The expected signal of the typical cluster polarization contributions caused by the quadrupole ranges from $0.02$ to $0.1$ $\mu$K [10]. Therefore, detecting signals from individual galaxy clusters would require a detector with this level of sensitivity at arc-minute angular scales. In reality, however, this is not necessary [19]. As we have already discussed, the polarization signals from galaxy clusters are correlated on large scales; hence, rather than detecting the signals of individual galaxy clusters, we only need to catch the signals aligned on large scales [20] (Fig. (2)). As shown herein, $6000$ locations between redshifts $z=0$ and $z=2$ are sufficient. As a rough estimate, the volume of the universe up to redshift $z=2$ is approximately $600$ Gpc³, which means that we can average the signals from the clusters of the galaxies over a volume of $0.1$ Gpc³. At $z\lesssim 1$ we may expect approximately $10^{3}$ clusters in that volume with $\sim 10^{14}M_{\odot}$ halo mass.

The simulations we performed are idealized in many aspects. In our simulation, the magnitude of the galaxy cluster polarization was assumed to be known, and the noise in the polarization observations was supposed to be very small. Except for the CMB quadrupole, we also ignored the polarization sources, such as those caused by the kSZ effect and the primordial polarization of the background CMB [21, 22], although separation would be possible based on their different frequency spectra [10, 23]. In addition, the instrumental noise-limited quadrupole measurement of the CMB and the signal separation from other contaminants would be an experimental challenge due to the correlated noise in the time-ordered CMB data and the galactic foregrounds.

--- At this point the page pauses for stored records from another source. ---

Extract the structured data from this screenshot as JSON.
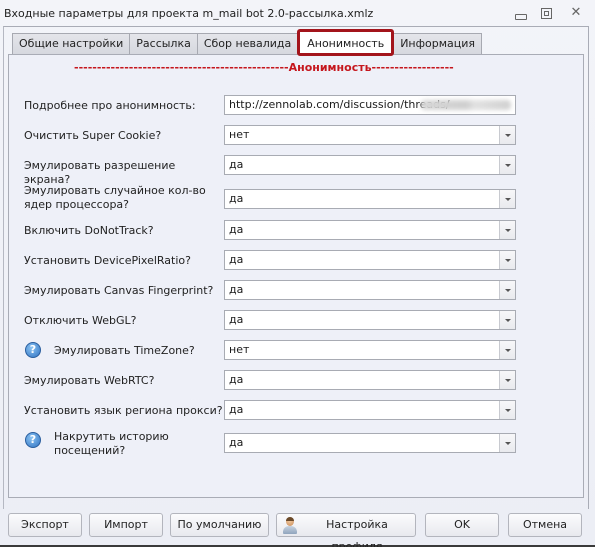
{
  "window": {
    "title": "Входные параметры для проекта m_mail bot 2.0-рассылка.xmlz",
    "controls": {
      "minimize": "minimize-icon",
      "maximize": "maximize-icon",
      "close": "close-icon"
    },
    "close_glyph": "☒"
  },
  "tabs": [
    {
      "label": "Общие настройки",
      "active": false
    },
    {
      "label": "Рассылка",
      "active": false
    },
    {
      "label": "Сбор невалида",
      "active": false
    },
    {
      "label": "Анонимность",
      "active": true
    },
    {
      "label": "Информация",
      "active": false
    }
  ],
  "panel": {
    "section_header": "-----------------------------------------------Анонимность------------------------------------------",
    "rows": [
      {
        "label": "Подробнее про анонимность:",
        "value": "http://zennolab.com/discussion/threads/",
        "type": "text",
        "help": false,
        "blurred_suffix": true
      },
      {
        "label": "Очистить Super Cookie?",
        "value": "нет",
        "type": "select",
        "help": false
      },
      {
        "label": "Эмулировать разрешение экрана?",
        "value": "да",
        "type": "select",
        "help": false
      },
      {
        "label": "Эмулировать случайное кол-во ядер процессора?",
        "value": "да",
        "type": "select",
        "help": false
      },
      {
        "label": "Включить DoNotTrack?",
        "value": "да",
        "type": "select",
        "help": false
      },
      {
        "label": "Установить DevicePixelRatio?",
        "value": "да",
        "type": "select",
        "help": false
      },
      {
        "label": "Эмулировать Canvas Fingerprint?",
        "value": "да",
        "type": "select",
        "help": false
      },
      {
        "label": "Отключить WebGL?",
        "value": "да",
        "type": "select",
        "help": false
      },
      {
        "label": "Эмулировать TimeZone?",
        "value": "нет",
        "type": "select",
        "help": true
      },
      {
        "label": "Эмулировать WebRTC?",
        "value": "да",
        "type": "select",
        "help": false
      },
      {
        "label": "Установить язык региона прокси?",
        "value": "да",
        "type": "select",
        "help": false
      },
      {
        "label": "Накрутить историю посещений?",
        "value": "да",
        "type": "select",
        "help": true
      }
    ],
    "help_glyph": "?"
  },
  "footer": {
    "export": "Экспорт",
    "import": "Импорт",
    "defaults": "По умолчанию",
    "profile_settings": "Настройка профиля",
    "ok": "OK",
    "cancel": "Отмена"
  },
  "colors": {
    "accent_red": "#c5161d",
    "active_tab_border": "#a3141b"
  }
}
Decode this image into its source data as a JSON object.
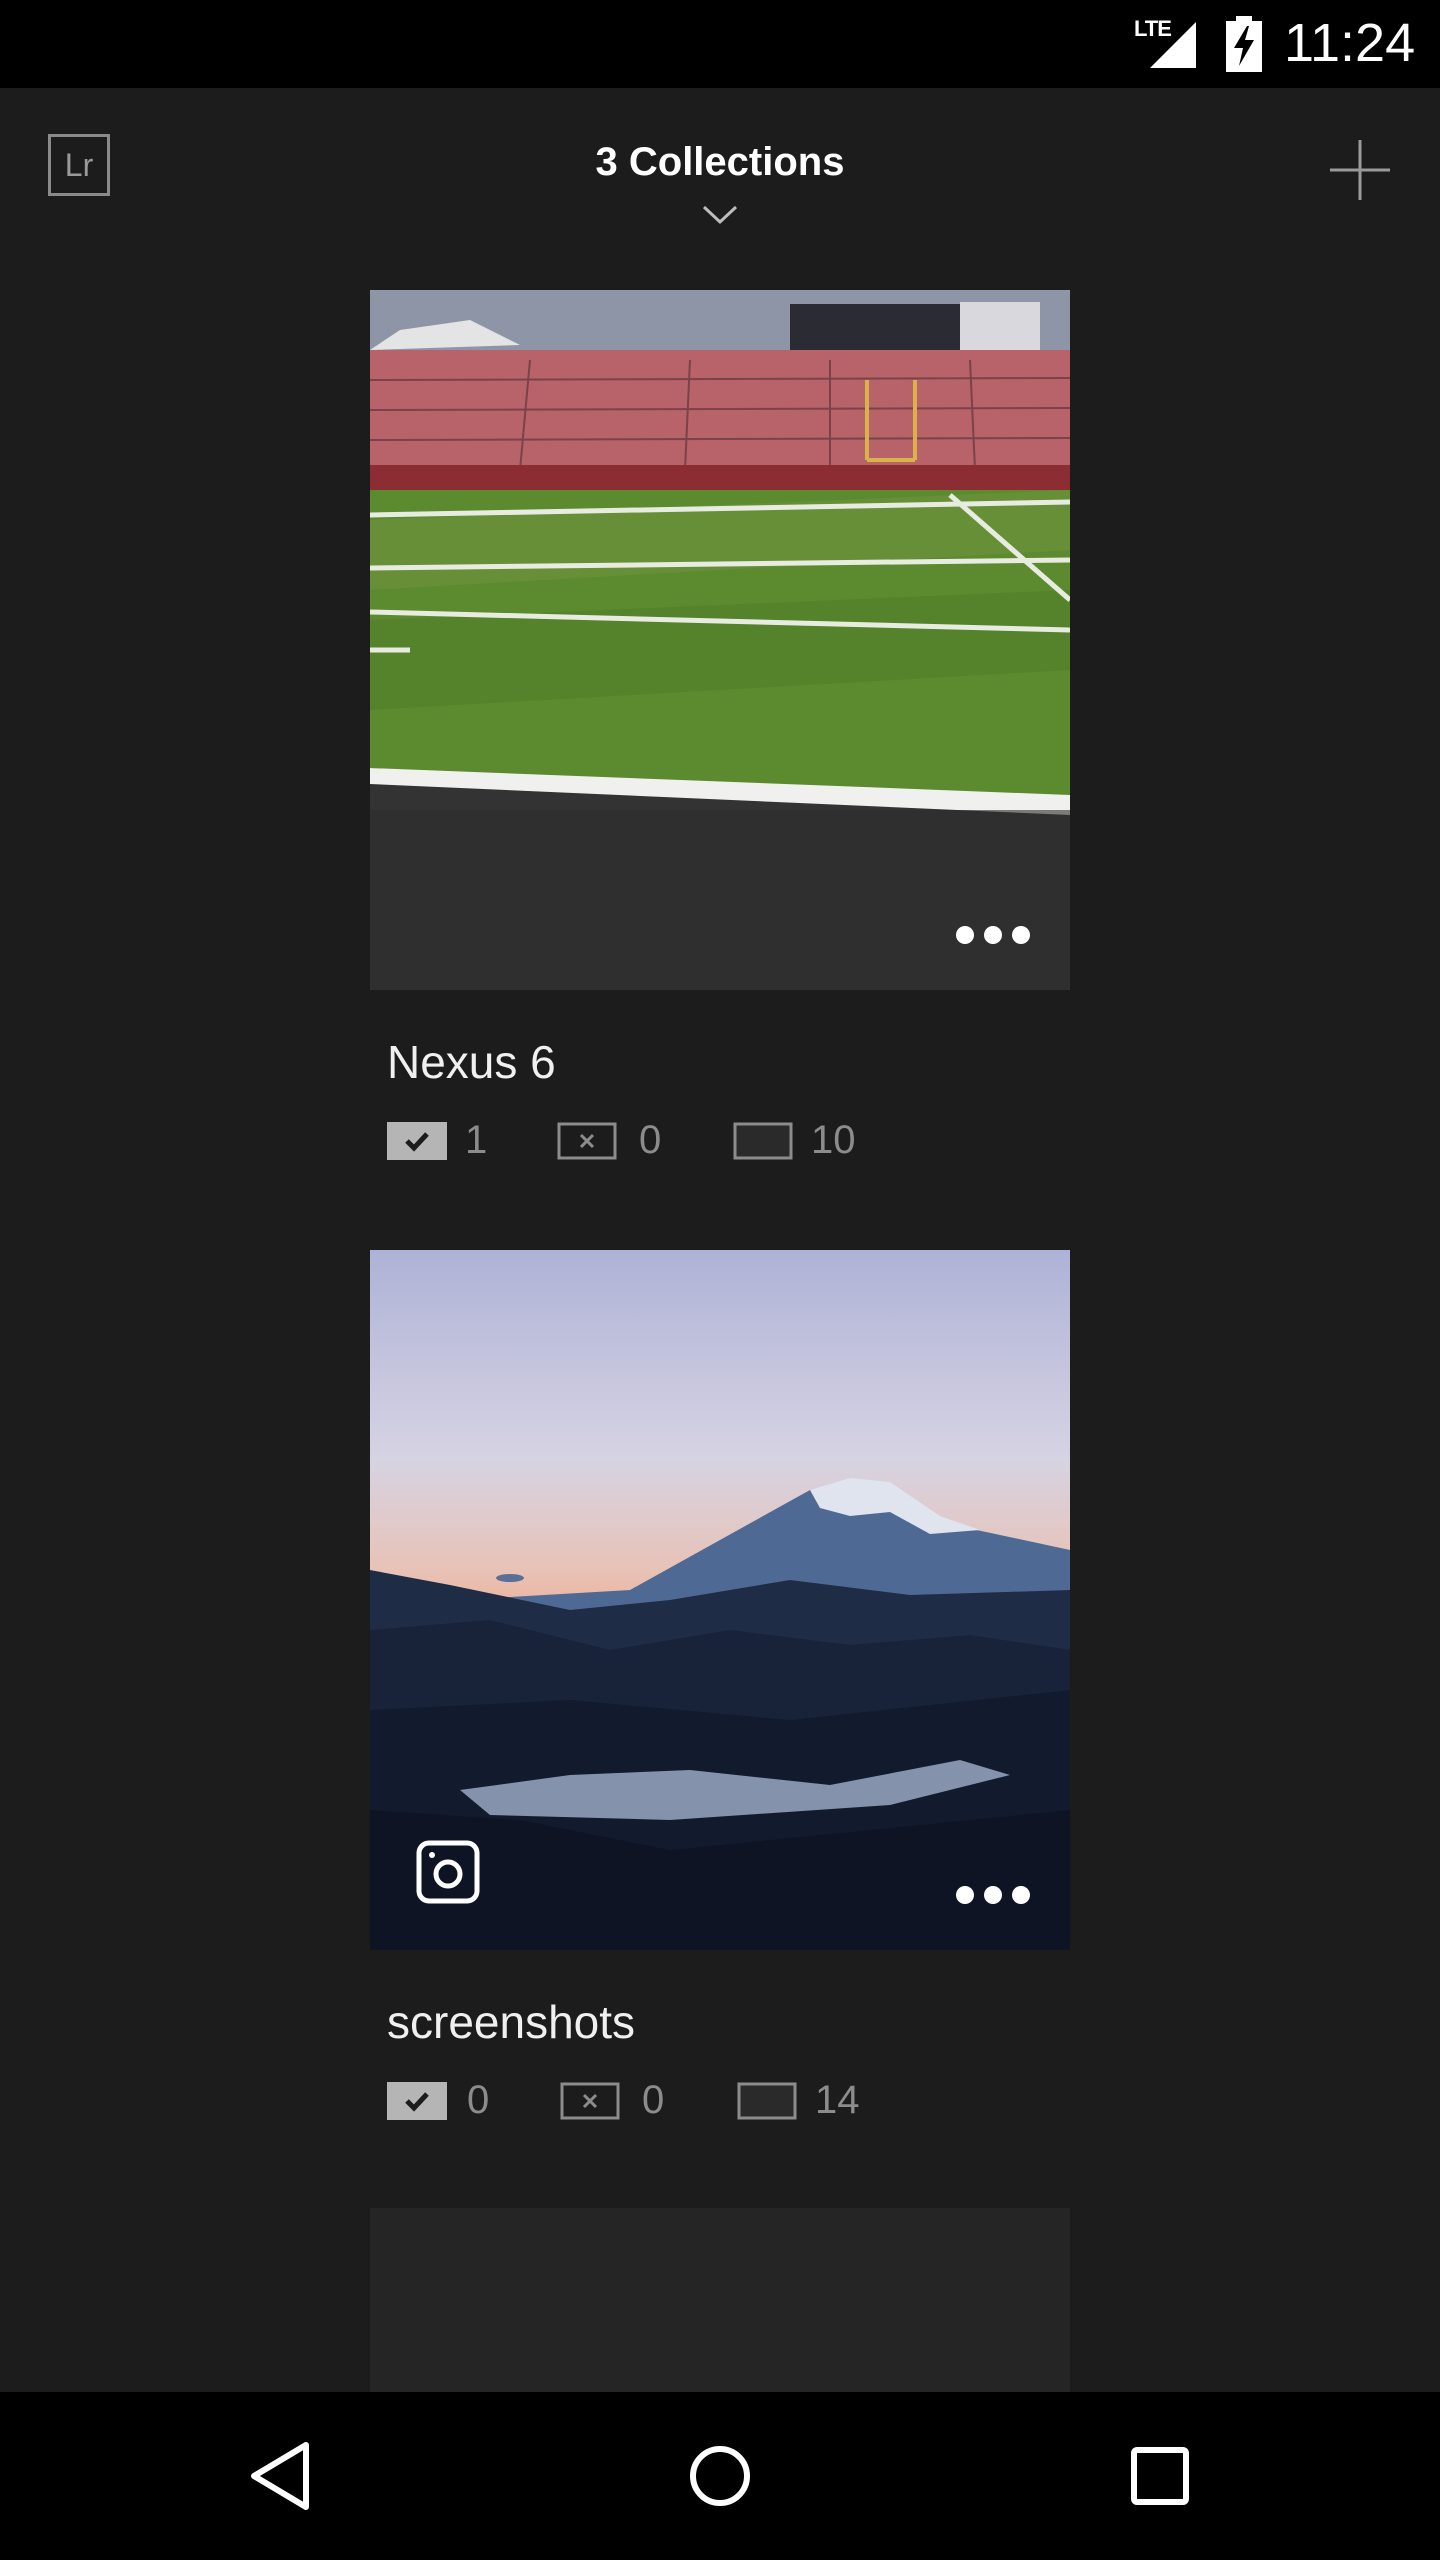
{
  "status_bar": {
    "network": "LTE",
    "time": "11:24"
  },
  "header": {
    "title": "3 Collections"
  },
  "collections": [
    {
      "name": "Nexus 6",
      "picked": "1",
      "rejected": "0",
      "total": "10",
      "photo": "football-stadium-field",
      "badge": null
    },
    {
      "name": "screenshots",
      "picked": "0",
      "rejected": "0",
      "total": "14",
      "photo": "mountain-sunrise",
      "badge": "screenshot-icon"
    }
  ],
  "icons": {
    "logo": "Lr",
    "add": "plus-icon",
    "menu": "more-icon",
    "picked": "check-flag-icon",
    "rejected": "reject-flag-icon",
    "total": "photo-frame-icon"
  },
  "colors": {
    "background": "#1c1c1c",
    "status_bar": "#000000",
    "text": "#f0f0f0",
    "muted": "#8c8c8c"
  }
}
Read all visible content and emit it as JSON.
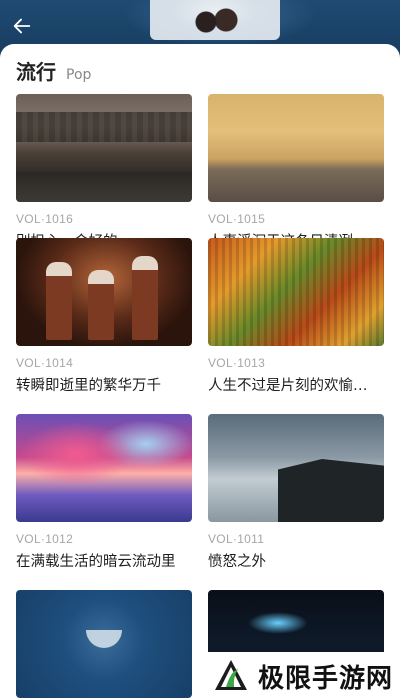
{
  "nav": {
    "back_icon": "back-arrow-icon"
  },
  "header": {
    "title": "流行",
    "subtitle": "Pop"
  },
  "items": [
    {
      "vol": "VOL·1016",
      "title": "别担心，会好的。"
    },
    {
      "vol": "VOL·1015",
      "title": "人事浮沉于这冬日清冽…"
    },
    {
      "vol": "VOL·1014",
      "title": "转瞬即逝里的繁华万千"
    },
    {
      "vol": "VOL·1013",
      "title": "人生不过是片刻的欢愉…"
    },
    {
      "vol": "VOL·1012",
      "title": "在满载生活的暗云流动里"
    },
    {
      "vol": "VOL·1011",
      "title": "愤怒之外"
    }
  ],
  "watermark": {
    "text": "极限手游网"
  },
  "colors": {
    "sheet": "#ffffff",
    "vol_text": "#a6a6a6",
    "title_text": "#1e1e1e"
  }
}
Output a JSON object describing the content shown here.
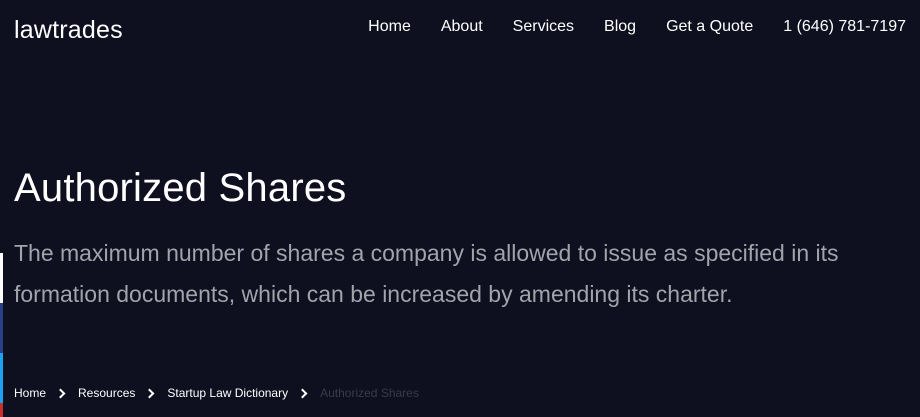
{
  "logo": {
    "text": "lawtrades"
  },
  "nav": {
    "items": [
      {
        "label": "Home"
      },
      {
        "label": "About"
      },
      {
        "label": "Services"
      },
      {
        "label": "Blog"
      },
      {
        "label": "Get a Quote"
      },
      {
        "label": "1 (646) 781-7197"
      }
    ]
  },
  "hero": {
    "title": "Authorized Shares",
    "description": "The maximum number of shares a company is allowed to issue as specified in its formation documents, which can be increased by amending its charter."
  },
  "breadcrumb": {
    "items": [
      {
        "label": "Home"
      },
      {
        "label": "Resources"
      },
      {
        "label": "Startup Law Dictionary"
      }
    ],
    "current": "Authorized Shares"
  },
  "colors": {
    "background": "#0e0f1f",
    "description_text": "#a2a3ab",
    "breadcrumb_current": "#3a3b4a"
  }
}
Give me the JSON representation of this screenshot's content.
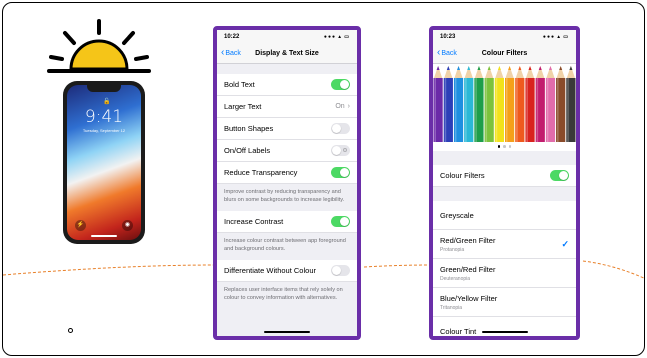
{
  "illustration": {
    "phone_time": "9:41",
    "phone_date": "Tuesday, September 12"
  },
  "display_screen": {
    "status_time": "10:22",
    "back_label": "Back",
    "title": "Display & Text Size",
    "rows": [
      {
        "label": "Bold Text",
        "toggle": "on"
      },
      {
        "label": "Larger Text",
        "value": "On"
      },
      {
        "label": "Button Shapes",
        "toggle": "off"
      },
      {
        "label": "On/Off Labels",
        "toggle": "off"
      },
      {
        "label": "Reduce Transparency",
        "toggle": "on"
      }
    ],
    "footer_transparency": "Improve contrast by reducing transparency and blurs on some backgrounds to increase legibility.",
    "increase_contrast": {
      "label": "Increase Contrast",
      "toggle": "on"
    },
    "footer_contrast": "Increase colour contrast between app foreground and background colours.",
    "differentiate": {
      "label": "Differentiate Without Colour",
      "toggle": "off"
    },
    "footer_differentiate": "Replaces user interface items that rely solely on colour to convey information with alternatives."
  },
  "filters_screen": {
    "status_time": "10:23",
    "back_label": "Back",
    "title": "Colour Filters",
    "pencil_colors": [
      "#6b2aa8",
      "#2c3fb8",
      "#1f8fe0",
      "#2bb8d6",
      "#1e9e4a",
      "#7cc23c",
      "#f2e21b",
      "#f5a01a",
      "#ef5a1e",
      "#d9231f",
      "#c21d6e",
      "#e26cab",
      "#8a4b2a",
      "#3a3a3a"
    ],
    "page_dots": 3,
    "colour_filters_label": "Colour Filters",
    "colour_filters_toggle": "on",
    "options": [
      {
        "label": "Greyscale",
        "sub": ""
      },
      {
        "label": "Red/Green Filter",
        "sub": "Protanopia",
        "selected": true
      },
      {
        "label": "Green/Red Filter",
        "sub": "Deuteranopia"
      },
      {
        "label": "Blue/Yellow Filter",
        "sub": "Tritanopia"
      },
      {
        "label": "Colour Tint",
        "sub": ""
      }
    ]
  },
  "colors": {
    "accent_purple": "#6a2ea8",
    "ios_blue": "#007aff",
    "ios_green": "#4cd964",
    "sun_yellow": "#f5c518",
    "dashed_line": "#e8802a"
  }
}
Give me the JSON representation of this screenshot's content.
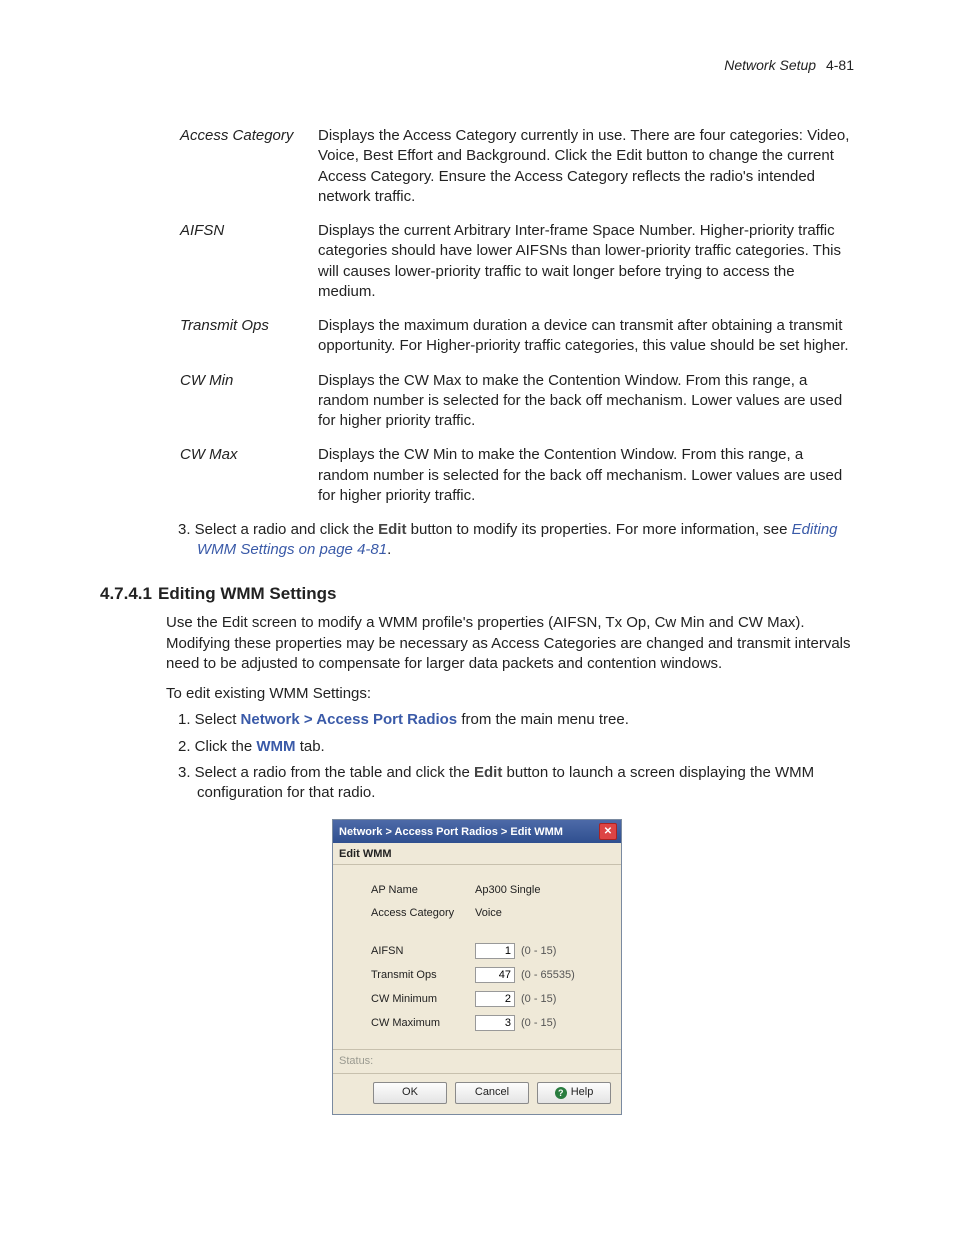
{
  "header": {
    "section": "Network Setup",
    "page": "4-81"
  },
  "defs": [
    {
      "label": "Access Category",
      "desc": "Displays the Access Category currently in use. There are four categories: Video, Voice, Best Effort and Background. Click the Edit button to change the current Access Category. Ensure the Access Category reflects the radio's intended network traffic."
    },
    {
      "label": "AIFSN",
      "desc": "Displays the current Arbitrary Inter-frame Space Number. Higher-priority traffic categories should have lower AIFSNs than lower-priority traffic categories. This will causes lower-priority traffic to wait longer before trying to access the medium."
    },
    {
      "label": "Transmit Ops",
      "desc": "Displays the maximum duration a device can transmit after obtaining a transmit opportunity. For Higher-priority traffic categories, this value should be set higher."
    },
    {
      "label": "CW Min",
      "desc": "Displays the CW Max to make the Contention Window. From this range, a random number is selected for the back off mechanism. Lower values are used for higher priority traffic."
    },
    {
      "label": "CW Max",
      "desc": "Displays the CW Min to make the Contention Window. From this range, a random number is selected for the back off mechanism. Lower values are used for higher priority traffic."
    }
  ],
  "step3": {
    "pre": "3. Select a radio and click the ",
    "edit": "Edit",
    "mid": " button to modify its properties. For more information, see ",
    "link": "Editing WMM Settings on page 4-81",
    "post": "."
  },
  "sec": {
    "num": "4.7.4.1",
    "title": "Editing WMM Settings"
  },
  "p1": "Use the Edit screen to modify a WMM profile's properties (AIFSN, Tx Op, Cw Min and CW Max). Modifying these properties may be necessary as Access Categories are changed and transmit intervals need to be adjusted to compensate for larger data packets and contention windows.",
  "p2": "To edit existing WMM Settings:",
  "steps": {
    "s1_pre": "1. Select ",
    "s1_nav": "Network > Access Port Radios",
    "s1_post": " from the main menu tree.",
    "s2_pre": "2. Click the ",
    "s2_tab": "WMM",
    "s2_post": " tab.",
    "s3_pre": "3. Select a radio from the table and click the ",
    "s3_edit": "Edit",
    "s3_post": " button to launch a screen displaying the WMM configuration for that radio."
  },
  "dialog": {
    "title": "Network > Access Port Radios > Edit WMM",
    "subtitle": "Edit WMM",
    "rows": {
      "apname_lbl": "AP Name",
      "apname_val": "Ap300 Single",
      "ac_lbl": "Access Category",
      "ac_val": "Voice",
      "aifsn_lbl": "AIFSN",
      "aifsn_val": "1",
      "aifsn_range": "(0 - 15)",
      "txop_lbl": "Transmit Ops",
      "txop_val": "47",
      "txop_range": "(0 - 65535)",
      "cwmin_lbl": "CW Minimum",
      "cwmin_val": "2",
      "cwmin_range": "(0 - 15)",
      "cwmax_lbl": "CW Maximum",
      "cwmax_val": "3",
      "cwmax_range": "(0 - 15)"
    },
    "status_lbl": "Status:",
    "buttons": {
      "ok": "OK",
      "cancel": "Cancel",
      "help": "Help"
    }
  }
}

Although our work is preliminary, we have shown that future cluster polarization measurements combined with the local CMB quadrupole measurement would offer a powerful probe for the nature of dark energy. More importantly, this method is qualitatively distinct from conventional methods based on summary statistics, which always suffer from cosmic variance errors. A more detailed study in a more realistic setting is necessary.